The transport department’s decision comes after complaints that aggregation apps charged at least 100 rupees for rickshaw rides when the minimum fare is 30 rupees. Additionally, app-based platforms operate without the licenses required to run rickshaw services.
Professor Dr Bhargavi Hemmige welcomed the ban on app-based autorickshaws. “In Bangalore, half of the spending is on travel. With these aggregators charging high prices for short distance trips, it just digs deeper into our pockets. Fares vary considerably during peak hours. Over the past six months, I have witnessed an unprecedented rise in car prices. A simple 7 km trip costs between Rs 200 and Rs 250, while I only have to pay half the price of an automatic meter,” he said.
Naveen Raj, a professional, believes switching to metered rickshaws is a viable option. “Taxi aggregators’ car services are focused on high-traffic areas. A user booking from a location other than busy areas is very unlikely to get a car. In addition, there are cases where motorists cancel trips and the penalty is our responsibility for the next trip. It is also difficult to rely on these automobiles in remote locations; regular cars or taxis are a safe option,” he said.
Priyanka Saksena, a student in Doddagubbi, uses autorickshaws mainly for shopping and exploring the city. She thinks the ban will only hamper her travels. “This government decision is very discouraging. As a migrant, I cannot afford to pay so much for a taxi. Ola/Uber autos were handy for short trips. Now it will get difficult. I think I will now switch to the metro as an alternative,” she said.

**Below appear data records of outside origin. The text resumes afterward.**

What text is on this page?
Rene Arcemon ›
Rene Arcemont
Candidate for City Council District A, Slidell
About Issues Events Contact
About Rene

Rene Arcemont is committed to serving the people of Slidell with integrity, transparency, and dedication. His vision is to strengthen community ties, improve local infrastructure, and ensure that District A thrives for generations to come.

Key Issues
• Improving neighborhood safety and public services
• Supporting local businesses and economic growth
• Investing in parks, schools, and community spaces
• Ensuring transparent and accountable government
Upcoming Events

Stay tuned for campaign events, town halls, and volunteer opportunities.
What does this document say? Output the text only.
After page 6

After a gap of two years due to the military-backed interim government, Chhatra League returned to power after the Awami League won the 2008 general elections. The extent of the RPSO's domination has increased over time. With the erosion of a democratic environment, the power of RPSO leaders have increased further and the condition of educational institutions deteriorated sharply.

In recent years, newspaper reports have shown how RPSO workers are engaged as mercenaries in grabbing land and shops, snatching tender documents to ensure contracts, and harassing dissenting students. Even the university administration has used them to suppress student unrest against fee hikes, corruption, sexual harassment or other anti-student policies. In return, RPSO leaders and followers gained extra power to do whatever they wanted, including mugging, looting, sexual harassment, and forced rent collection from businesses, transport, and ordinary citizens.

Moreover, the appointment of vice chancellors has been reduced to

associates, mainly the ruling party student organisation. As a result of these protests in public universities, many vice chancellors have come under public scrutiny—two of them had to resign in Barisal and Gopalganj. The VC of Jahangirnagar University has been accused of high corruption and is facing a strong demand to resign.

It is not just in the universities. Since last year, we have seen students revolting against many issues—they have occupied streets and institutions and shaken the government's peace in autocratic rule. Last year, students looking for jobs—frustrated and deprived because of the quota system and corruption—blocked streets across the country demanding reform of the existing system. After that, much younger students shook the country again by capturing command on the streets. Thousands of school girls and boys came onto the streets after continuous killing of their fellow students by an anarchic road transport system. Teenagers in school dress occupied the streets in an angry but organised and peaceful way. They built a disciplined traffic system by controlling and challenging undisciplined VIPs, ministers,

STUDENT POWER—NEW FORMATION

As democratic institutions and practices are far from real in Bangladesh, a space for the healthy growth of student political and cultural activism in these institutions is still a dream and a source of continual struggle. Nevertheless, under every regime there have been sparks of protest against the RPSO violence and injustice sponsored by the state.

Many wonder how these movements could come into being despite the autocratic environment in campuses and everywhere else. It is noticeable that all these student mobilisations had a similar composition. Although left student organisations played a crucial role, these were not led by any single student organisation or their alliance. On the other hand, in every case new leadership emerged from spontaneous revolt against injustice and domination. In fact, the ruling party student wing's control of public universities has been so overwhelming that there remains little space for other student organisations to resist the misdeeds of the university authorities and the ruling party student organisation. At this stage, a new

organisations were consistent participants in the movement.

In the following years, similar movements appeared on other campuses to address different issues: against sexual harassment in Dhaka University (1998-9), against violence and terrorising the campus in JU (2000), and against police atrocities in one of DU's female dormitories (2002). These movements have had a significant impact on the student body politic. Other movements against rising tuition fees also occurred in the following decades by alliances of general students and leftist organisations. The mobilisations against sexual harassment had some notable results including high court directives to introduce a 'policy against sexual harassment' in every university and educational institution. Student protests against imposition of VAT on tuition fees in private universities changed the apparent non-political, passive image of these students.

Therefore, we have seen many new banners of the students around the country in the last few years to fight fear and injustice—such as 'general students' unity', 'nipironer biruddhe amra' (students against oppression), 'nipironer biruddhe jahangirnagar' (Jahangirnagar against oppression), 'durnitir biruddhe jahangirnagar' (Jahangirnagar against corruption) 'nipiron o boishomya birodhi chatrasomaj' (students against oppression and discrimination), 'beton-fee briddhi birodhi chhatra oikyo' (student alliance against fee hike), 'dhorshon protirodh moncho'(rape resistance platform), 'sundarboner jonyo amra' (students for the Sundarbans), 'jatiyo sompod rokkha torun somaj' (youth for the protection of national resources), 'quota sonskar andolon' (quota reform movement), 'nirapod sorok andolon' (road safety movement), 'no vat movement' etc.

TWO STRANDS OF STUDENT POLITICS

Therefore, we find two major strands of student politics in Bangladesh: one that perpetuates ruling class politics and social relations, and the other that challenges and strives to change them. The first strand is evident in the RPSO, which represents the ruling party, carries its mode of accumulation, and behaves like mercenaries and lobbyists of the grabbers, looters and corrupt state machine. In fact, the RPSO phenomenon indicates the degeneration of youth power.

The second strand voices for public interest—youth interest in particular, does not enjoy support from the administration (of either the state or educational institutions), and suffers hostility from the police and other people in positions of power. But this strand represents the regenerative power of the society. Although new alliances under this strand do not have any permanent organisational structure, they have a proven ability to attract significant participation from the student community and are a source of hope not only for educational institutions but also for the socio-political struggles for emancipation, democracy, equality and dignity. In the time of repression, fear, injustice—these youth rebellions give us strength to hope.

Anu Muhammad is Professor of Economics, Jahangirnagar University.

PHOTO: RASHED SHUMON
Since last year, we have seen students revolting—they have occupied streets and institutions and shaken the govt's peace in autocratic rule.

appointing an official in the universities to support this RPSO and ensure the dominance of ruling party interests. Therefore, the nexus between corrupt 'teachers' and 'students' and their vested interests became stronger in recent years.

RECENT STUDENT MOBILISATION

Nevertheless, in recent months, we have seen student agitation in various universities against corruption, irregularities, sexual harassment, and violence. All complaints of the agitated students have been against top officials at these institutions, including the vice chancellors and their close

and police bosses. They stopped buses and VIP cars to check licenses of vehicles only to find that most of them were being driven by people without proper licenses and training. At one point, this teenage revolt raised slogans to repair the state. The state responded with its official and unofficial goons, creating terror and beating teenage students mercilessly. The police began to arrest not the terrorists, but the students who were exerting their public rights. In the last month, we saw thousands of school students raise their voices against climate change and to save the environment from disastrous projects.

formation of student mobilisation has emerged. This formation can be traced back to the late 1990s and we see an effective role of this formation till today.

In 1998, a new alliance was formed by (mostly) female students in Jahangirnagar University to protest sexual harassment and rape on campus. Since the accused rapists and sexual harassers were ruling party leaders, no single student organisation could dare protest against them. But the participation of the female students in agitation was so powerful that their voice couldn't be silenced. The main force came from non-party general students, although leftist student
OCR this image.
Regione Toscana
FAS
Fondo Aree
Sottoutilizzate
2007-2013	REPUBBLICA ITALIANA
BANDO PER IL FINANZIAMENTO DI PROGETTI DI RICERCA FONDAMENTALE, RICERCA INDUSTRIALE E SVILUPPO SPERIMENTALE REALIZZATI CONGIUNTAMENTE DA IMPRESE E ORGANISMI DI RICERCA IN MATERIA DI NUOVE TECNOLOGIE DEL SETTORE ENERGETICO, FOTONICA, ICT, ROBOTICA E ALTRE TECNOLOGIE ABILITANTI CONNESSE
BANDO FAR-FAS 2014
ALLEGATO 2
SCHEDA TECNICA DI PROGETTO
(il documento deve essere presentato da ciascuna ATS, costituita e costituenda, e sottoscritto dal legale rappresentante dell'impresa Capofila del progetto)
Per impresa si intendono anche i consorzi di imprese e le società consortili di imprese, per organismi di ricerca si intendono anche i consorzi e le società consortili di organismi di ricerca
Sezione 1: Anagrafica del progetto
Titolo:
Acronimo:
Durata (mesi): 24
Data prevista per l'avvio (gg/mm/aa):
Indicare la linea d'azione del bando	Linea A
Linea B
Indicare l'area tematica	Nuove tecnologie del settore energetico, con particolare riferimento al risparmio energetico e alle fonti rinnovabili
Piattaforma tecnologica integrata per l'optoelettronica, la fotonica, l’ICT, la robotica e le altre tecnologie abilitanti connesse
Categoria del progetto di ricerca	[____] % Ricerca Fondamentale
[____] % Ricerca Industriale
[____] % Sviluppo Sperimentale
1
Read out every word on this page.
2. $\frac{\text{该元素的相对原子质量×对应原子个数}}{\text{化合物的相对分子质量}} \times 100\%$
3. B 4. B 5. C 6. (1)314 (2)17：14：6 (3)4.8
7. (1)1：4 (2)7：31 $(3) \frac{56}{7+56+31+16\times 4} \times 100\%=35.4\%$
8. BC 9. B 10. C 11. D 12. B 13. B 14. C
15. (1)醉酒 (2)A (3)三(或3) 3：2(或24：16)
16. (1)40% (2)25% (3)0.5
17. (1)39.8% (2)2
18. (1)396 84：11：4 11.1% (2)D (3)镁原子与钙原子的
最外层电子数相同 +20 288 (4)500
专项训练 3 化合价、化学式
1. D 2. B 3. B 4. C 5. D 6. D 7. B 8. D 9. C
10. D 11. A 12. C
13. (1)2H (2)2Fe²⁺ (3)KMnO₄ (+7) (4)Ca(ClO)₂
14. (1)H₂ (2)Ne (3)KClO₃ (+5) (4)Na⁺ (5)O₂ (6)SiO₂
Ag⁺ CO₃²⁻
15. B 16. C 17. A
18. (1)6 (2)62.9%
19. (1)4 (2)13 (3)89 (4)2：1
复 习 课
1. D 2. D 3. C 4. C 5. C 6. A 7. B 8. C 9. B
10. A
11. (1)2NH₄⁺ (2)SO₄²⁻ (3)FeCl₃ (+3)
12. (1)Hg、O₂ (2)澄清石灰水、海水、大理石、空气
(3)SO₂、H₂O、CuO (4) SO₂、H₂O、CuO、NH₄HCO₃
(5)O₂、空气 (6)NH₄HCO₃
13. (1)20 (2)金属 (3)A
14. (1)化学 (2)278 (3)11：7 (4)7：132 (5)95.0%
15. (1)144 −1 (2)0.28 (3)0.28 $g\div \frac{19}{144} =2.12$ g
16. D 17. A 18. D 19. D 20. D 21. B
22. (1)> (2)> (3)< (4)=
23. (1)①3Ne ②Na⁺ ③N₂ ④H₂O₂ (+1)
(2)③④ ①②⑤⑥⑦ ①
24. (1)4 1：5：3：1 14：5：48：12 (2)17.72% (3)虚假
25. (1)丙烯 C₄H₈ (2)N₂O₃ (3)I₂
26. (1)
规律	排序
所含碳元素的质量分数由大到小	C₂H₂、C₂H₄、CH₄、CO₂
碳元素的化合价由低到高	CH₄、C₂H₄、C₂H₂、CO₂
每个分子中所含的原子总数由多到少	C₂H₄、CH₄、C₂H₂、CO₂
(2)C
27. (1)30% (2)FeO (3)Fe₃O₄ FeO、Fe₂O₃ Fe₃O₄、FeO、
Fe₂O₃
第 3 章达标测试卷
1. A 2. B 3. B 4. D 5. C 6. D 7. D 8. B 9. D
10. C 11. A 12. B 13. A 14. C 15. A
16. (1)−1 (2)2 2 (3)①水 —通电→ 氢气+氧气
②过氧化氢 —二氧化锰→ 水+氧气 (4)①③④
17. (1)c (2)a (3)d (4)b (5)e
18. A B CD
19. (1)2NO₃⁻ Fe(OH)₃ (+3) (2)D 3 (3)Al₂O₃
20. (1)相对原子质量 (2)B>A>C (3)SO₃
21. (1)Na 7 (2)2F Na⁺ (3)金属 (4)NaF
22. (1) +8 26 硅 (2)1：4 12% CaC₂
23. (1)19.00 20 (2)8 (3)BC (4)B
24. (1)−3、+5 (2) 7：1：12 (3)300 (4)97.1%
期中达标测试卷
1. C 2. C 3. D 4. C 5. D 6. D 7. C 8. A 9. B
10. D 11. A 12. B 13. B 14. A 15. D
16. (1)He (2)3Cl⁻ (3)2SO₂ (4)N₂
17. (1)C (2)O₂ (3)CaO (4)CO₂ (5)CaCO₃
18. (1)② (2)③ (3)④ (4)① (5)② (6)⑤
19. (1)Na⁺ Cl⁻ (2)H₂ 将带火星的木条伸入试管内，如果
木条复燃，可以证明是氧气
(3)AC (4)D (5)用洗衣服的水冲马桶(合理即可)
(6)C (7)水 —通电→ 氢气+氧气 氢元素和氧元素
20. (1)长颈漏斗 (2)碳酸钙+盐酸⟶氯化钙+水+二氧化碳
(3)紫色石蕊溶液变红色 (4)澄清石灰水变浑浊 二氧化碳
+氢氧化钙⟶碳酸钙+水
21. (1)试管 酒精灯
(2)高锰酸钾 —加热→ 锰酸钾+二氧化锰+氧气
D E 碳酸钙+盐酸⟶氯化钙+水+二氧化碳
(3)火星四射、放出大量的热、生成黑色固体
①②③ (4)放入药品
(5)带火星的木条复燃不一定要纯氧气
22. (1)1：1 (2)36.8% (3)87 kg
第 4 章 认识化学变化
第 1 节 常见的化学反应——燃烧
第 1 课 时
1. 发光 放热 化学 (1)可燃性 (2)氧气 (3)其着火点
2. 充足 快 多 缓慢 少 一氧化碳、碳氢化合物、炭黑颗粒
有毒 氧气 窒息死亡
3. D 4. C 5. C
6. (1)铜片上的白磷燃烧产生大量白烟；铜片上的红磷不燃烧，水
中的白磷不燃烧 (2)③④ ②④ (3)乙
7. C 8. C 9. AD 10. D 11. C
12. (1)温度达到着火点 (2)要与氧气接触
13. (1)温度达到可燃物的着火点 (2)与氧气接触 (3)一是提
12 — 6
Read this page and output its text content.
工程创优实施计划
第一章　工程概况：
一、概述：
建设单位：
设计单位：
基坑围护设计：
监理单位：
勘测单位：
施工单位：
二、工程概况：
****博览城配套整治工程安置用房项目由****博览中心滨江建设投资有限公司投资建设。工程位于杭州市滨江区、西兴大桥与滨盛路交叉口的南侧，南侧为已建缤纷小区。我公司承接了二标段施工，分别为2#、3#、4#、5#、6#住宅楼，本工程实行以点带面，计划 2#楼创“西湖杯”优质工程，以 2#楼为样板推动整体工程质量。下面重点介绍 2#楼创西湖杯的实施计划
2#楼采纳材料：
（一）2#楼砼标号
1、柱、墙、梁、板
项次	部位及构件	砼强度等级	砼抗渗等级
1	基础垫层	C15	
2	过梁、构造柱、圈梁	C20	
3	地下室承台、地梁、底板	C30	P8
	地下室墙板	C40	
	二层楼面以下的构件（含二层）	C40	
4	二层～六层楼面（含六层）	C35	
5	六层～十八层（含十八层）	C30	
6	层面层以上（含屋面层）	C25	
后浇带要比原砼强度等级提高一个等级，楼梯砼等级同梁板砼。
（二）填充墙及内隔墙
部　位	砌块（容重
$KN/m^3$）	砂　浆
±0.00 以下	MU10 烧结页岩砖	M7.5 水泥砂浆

Surabhi Shandilya, a public relations professional, said she changes at least three or four autorickshaws every day as part of her job. “I use a corporate account and booking cars door to door saves me time and is easy. But with these services banned, it will only make it harder for me to get around town. negotiate,” she said. “Because taxi aggregators have records of their drivers, it is easier to flag emergency issues and track drivers during unwanted incidents. in place to respond to emergencies. But ordinary cars do not support such a system, which endangers the safety of female passengers.
Akshay Patil, another professional, does not hesitate to pay extra for Uber or Ola autorickshaws for the ease of access they offer. “Compared to taxi fares, car fares are cheaper. Moreover, it is easy to identify autos on apps in remote places compared to ordinary autos. And when it comes to tariffs, I don’t see a very big difference between the former and the latter,” he said.